È curioso notare come in questa raffigurazione dell’Invidia vi sia l’unico riferimento al possesso dei soldi (la vecchia tiene ben stretto il sacchetto con le monete). Il significato allegorico è che va attribuita importanza all’uso che si fa della propria ricchezza, e non al modo con cui questa viene accumulata. L’invidia porta a tenere ben stretti i propri averi, anziché impiegarli per opere di bene. L’avarizia, comprensibilmente, non è inclusa fra i vizi raffigurati da Giotto nella Cappella fatta erigere da Enrico Scrovegni per espiare i peccati del padre usuraio.
Dalla scelta di includere l’Invidia fra i vizi principali che portano all’inferno non sembra estranea la polemica mossa dai vicini monaci agostiniani, custodi della Chiesa degli Eremitani che, come possono constatare quanti si recano a visitare gli affreschi, sorge a breve distanza dalla prima, essendone a questa precedente.
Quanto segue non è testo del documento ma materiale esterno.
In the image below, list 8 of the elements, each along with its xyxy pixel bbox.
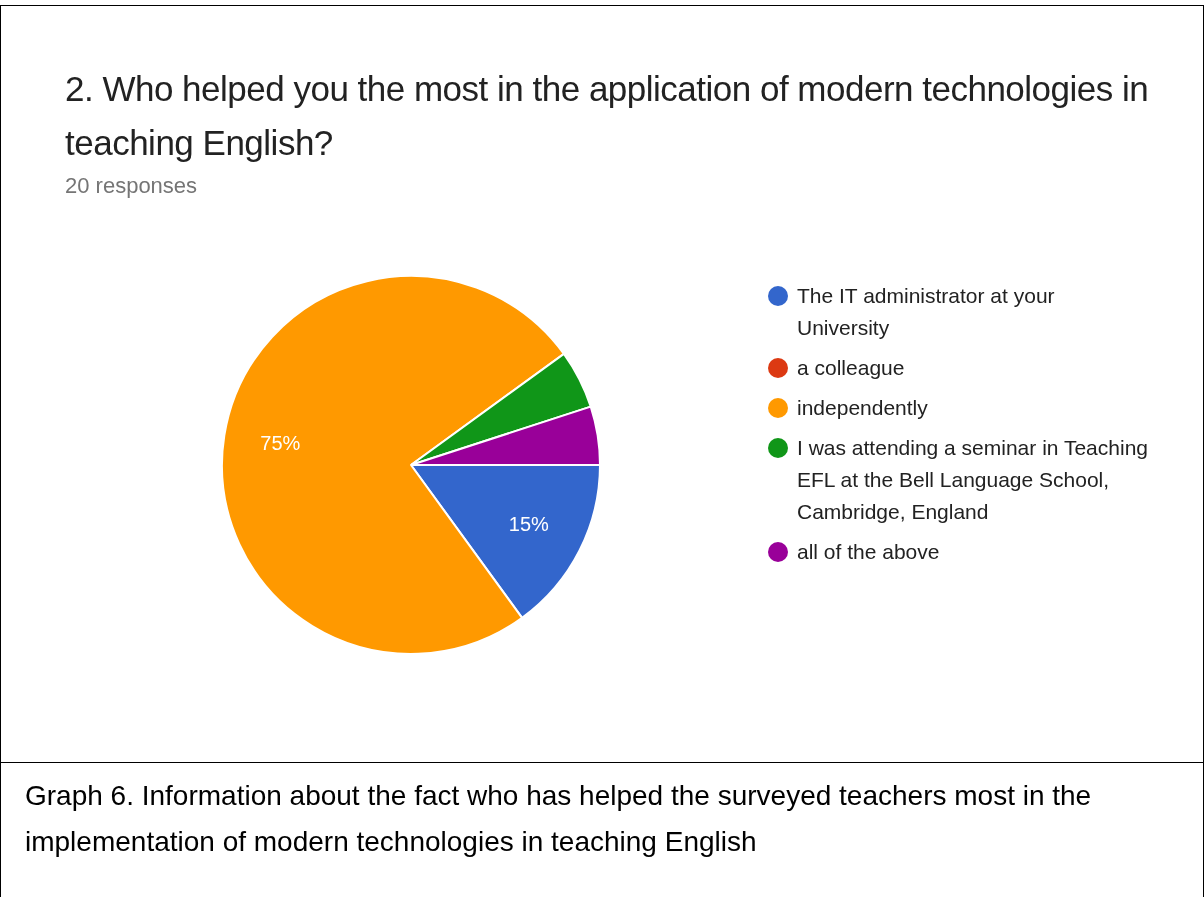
chart-subtitle: 20 responses [65, 173, 198, 199]
legend-label: all of the above [797, 539, 940, 565]
chart-title: 2. Who helped you the most in the application of modern technologies in teaching English? [65, 68, 1150, 164]
legend-label: a colleague [797, 355, 905, 381]
data-label: 75% [260, 431, 301, 454]
data-label: 15% [508, 512, 550, 535]
caption: Graph 6. Information about the fact who has helped the surveyed teachers most in the implementation of modern technologies in teaching English [24, 779, 1093, 859]
legend-label: independently [797, 395, 928, 421]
Vedendo sorgere un edificio le cui proporzioni superavano di gran lunga quelle della cappella votiva, i frati nel gennaio del 1305 scrissero al vescovo una lunga lamentela nella quale veniva sottolineato come la nuova costruzione fosse stata eretta più per la pompa, la vanagloria e la ricchezza, che per la preghiera, la gloria e l’onore di Dio.
Fortunatamente queste critiche non ebbero conseguenze e la sola risposta che ottennero rimane affrescata e ancor oggi è visibile sulle pareti della Cappella degli Scrovegni, e per noi è un’altra testimonianza di come il simbolismo del cuore sia stato e rimanga tuttora centrale nella nostra cultura.